Fig. 3. Diversity analysis of an unknown microbial community using CellCognize.

a Inferred mean class cell densities from the five 32-standard classifiers (absolute counts, ABS.) of a size-filtered (0.2–40 µm), resuspended Lake Geneva water microbial community over the course of three days amended with 0.1, 1 or 10 mg C l⁻¹ phenol or 1-octanol, compared to a zero added carbon control. Bars show individual biological replicates, with data merged from two technical replicates. b Proportional cell counts (REL.) for the phenol-amended communities shown in a. c Comparison of community diversity inferred using CellCognize and taxonomic diversity estimated from 16 S rRNA gene amplicon data (shown as proportions of 20,000 normalized cleaned sequence reads, given without color scale) for communities amended with 10 mg C l^–1 phenol or 1-octanol. d Diversity measures of communities shown in c: richness (16S: class level; CellCognize: assigned classes >0.05%) initially (T0) and after three days incubation (T3), Shannon index and Multidimensional scaling plot (MDS), based on calculated Bray–Curtis similarities. Symbols represent individual replicate diversities, circumscribed by ellipses to indicate similar treatments.

Fig. 4. Similarity measures of cells attributed to CellCognize classes.

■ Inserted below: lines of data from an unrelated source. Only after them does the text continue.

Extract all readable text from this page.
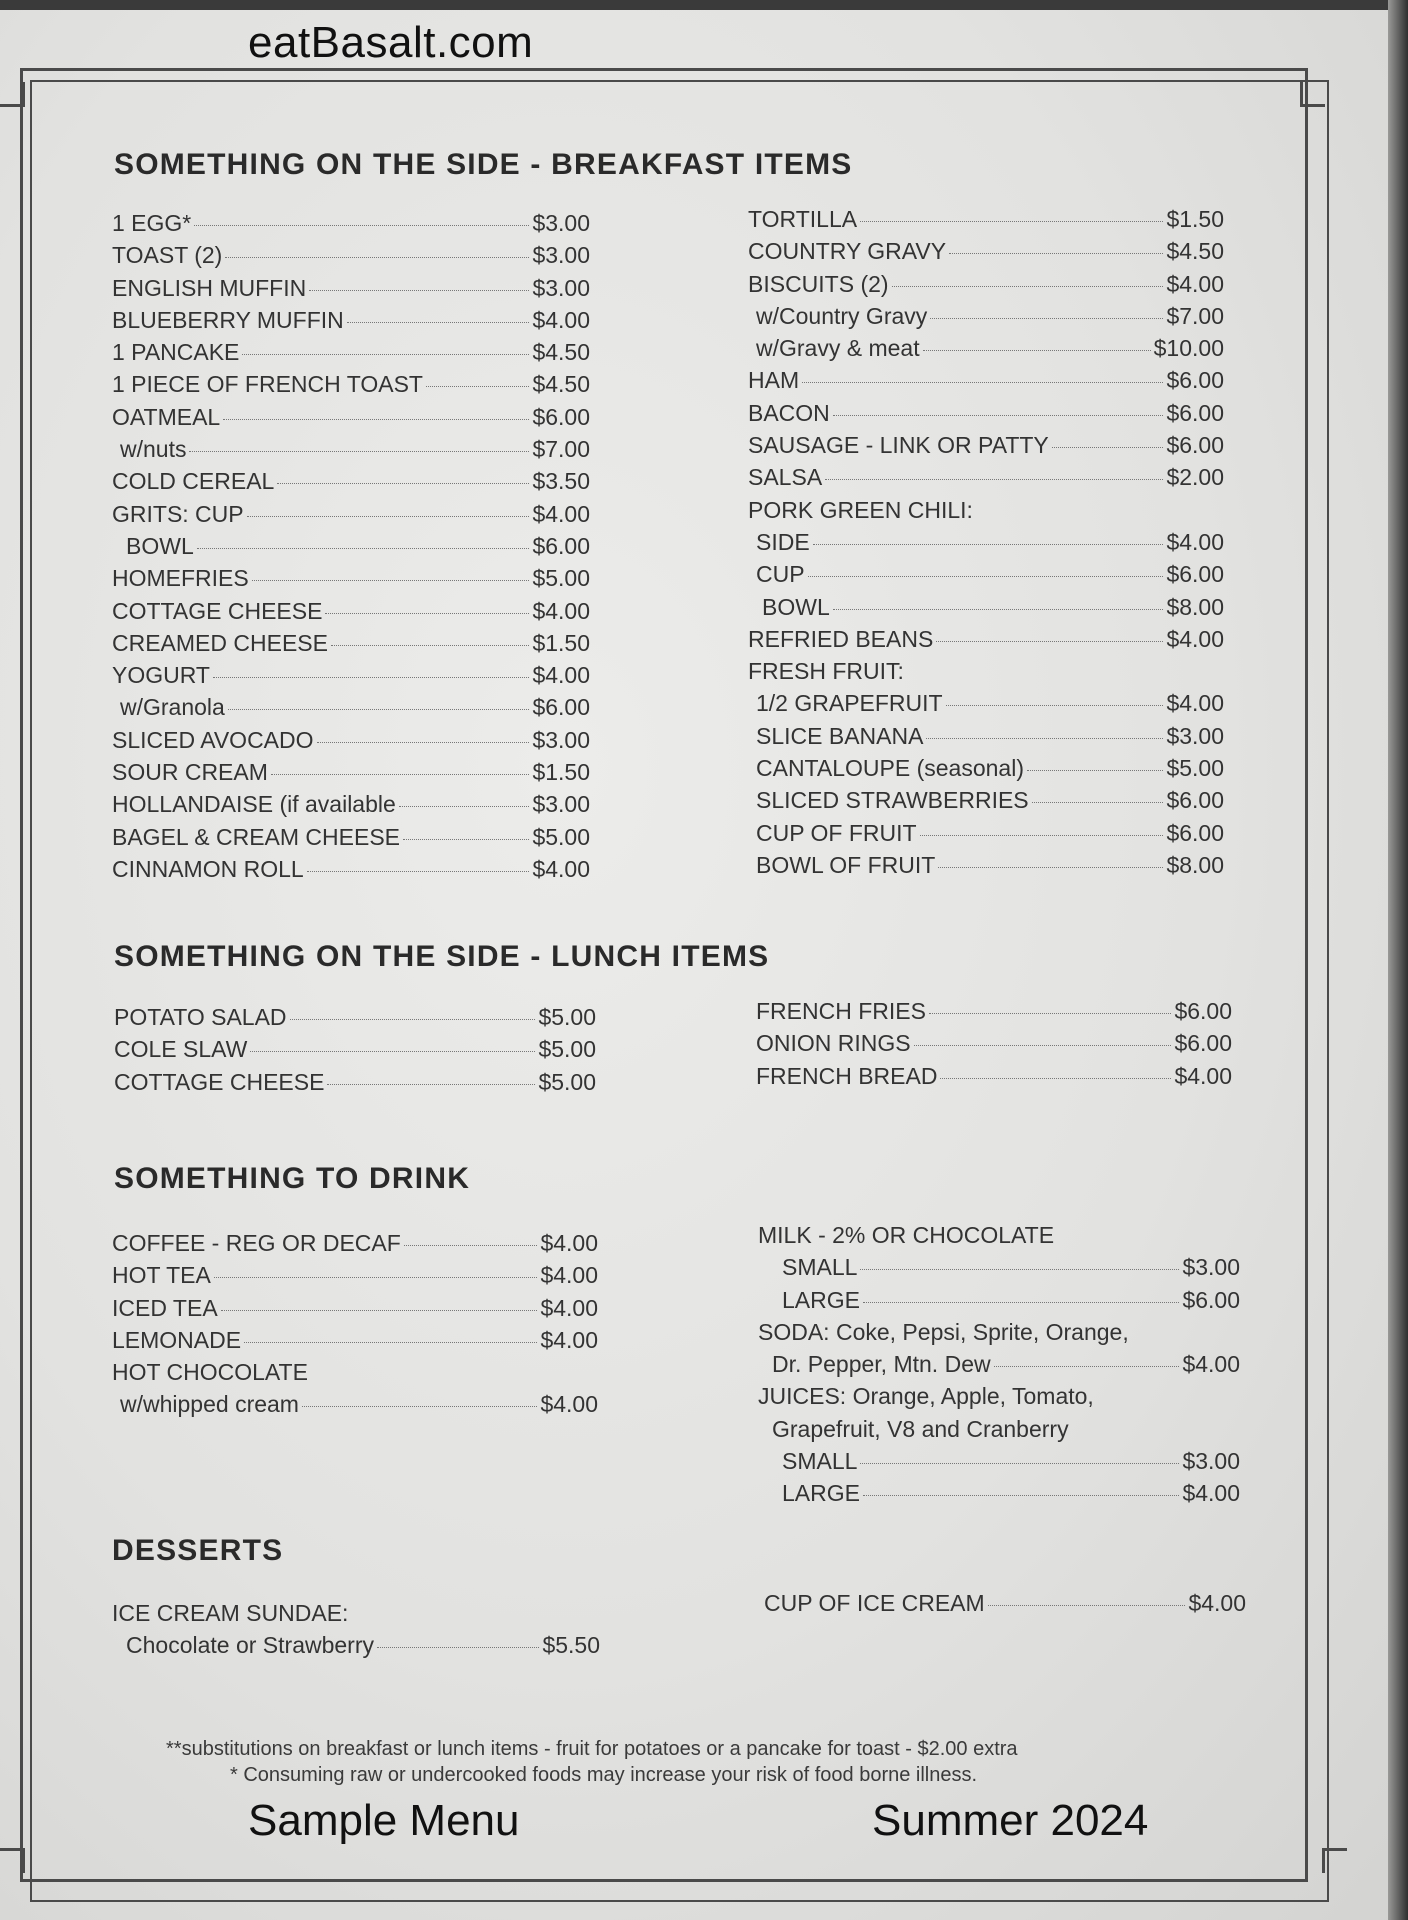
eatBasalt.com
SOMETHING ON THE SIDE - BREAKFAST ITEMS
1 EGG*	$3.00
TOAST (2)	$3.00
ENGLISH MUFFIN	$3.00
BLUEBERRY MUFFIN	$4.00
1 PANCAKE	$4.50
1 PIECE OF FRENCH TOAST	$4.50
OATMEAL	$6.00
w/nuts	$7.00
COLD CEREAL	$3.50
GRITS: CUP	$4.00
BOWL	$6.00
HOMEFRIES	$5.00
COTTAGE CHEESE	$4.00
CREAMED CHEESE	$1.50
YOGURT	$4.00
w/Granola	$6.00
SLICED AVOCADO	$3.00
SOUR CREAM	$1.50
HOLLANDAISE (if available	$3.00
BAGEL & CREAM CHEESE	$5.00
CINNAMON ROLL	$4.00
TORTILLA	$1.50
COUNTRY GRAVY	$4.50
BISCUITS (2)	$4.00
w/Country Gravy	$7.00
w/Gravy & meat	$10.00
HAM	$6.00
BACON	$6.00
SAUSAGE - LINK OR PATTY	$6.00
SALSA	$2.00
PORK GREEN CHILI:
SIDE	$4.00
CUP	$6.00
BOWL	$8.00
REFRIED BEANS	$4.00
FRESH FRUIT:
1/2 GRAPEFRUIT	$4.00
SLICE BANANA	$3.00
CANTALOUPE (seasonal)	$5.00
SLICED STRAWBERRIES	$6.00
CUP OF FRUIT	$6.00
BOWL OF FRUIT	$8.00
SOMETHING ON THE SIDE - LUNCH ITEMS
POTATO SALAD	$5.00
COLE SLAW	$5.00
COTTAGE CHEESE	$5.00
FRENCH FRIES	$6.00
ONION RINGS	$6.00
FRENCH BREAD	$4.00
SOMETHING TO DRINK
COFFEE - REG OR DECAF	$4.00
HOT TEA	$4.00
ICED TEA	$4.00
LEMONADE	$4.00
HOT CHOCOLATE
w/whipped cream	$4.00
MILK - 2% OR CHOCOLATE
SMALL	$3.00
LARGE	$6.00
SODA: Coke, Pepsi, Sprite, Orange,
Dr. Pepper, Mtn. Dew	$4.00
JUICES: Orange, Apple, Tomato,
Grapefruit, V8 and Cranberry
SMALL	$3.00
LARGE	$4.00
DESSERTS
ICE CREAM SUNDAE:
Chocolate or Strawberry	$5.50
CUP OF ICE CREAM	$4.00
**substitutions on breakfast or lunch items - fruit for potatoes or a pancake for toast - $2.00 extra
* Consuming raw or undercooked foods may increase your risk of food borne illness.
Sample Menu	Summer 2024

a Class attribution (absolute cell counts) from a single 32-standard ANN classifier for in vivo filtered (0.2–40 µm) n = 5036 cells from a Lake Geneva microbial community (black bars), with their corresponding mean probability of assignment (gray bars, LW attributed). In background (orange bars), mean probabilities of assignment (±one SD) of each of the standards within an in silico mixture of all FCM standard datasets (subsampled to n = 5000 cells each, five 32-standard ANN classifiers). b Distributions of classification probabilities for four classes that were attributed in high numbers within the lake water community in the classifier results of a (i.e., B02, ACH2, CCR1 and PVR1) for each standard individually, for lake water (LW), or, in one case, of LW in silico mixed with n =  5000 cells of the PVR1 standard. Values within panels indicate the mean probability of the shown distribution, and correspond to the value plotted in a. c Mean class attribution (absolute cell numbers) of the lake water enriched community on 1-octanol (n = 536,783 cells), and of the pure culture isolate (OCT, n = 63,824 cells) derived from this enrichment grown on 1-octanol, both after three days of incubation, for one of the ANN-32 classifiers and for a new classifier that was trained using a dataset that in addition included FCM data from the OCT isolate itself (ANN-33). Numbers on the bars indicate the mean probability of class attribution. Image display calculations are detailed in “Supplementary Methods”.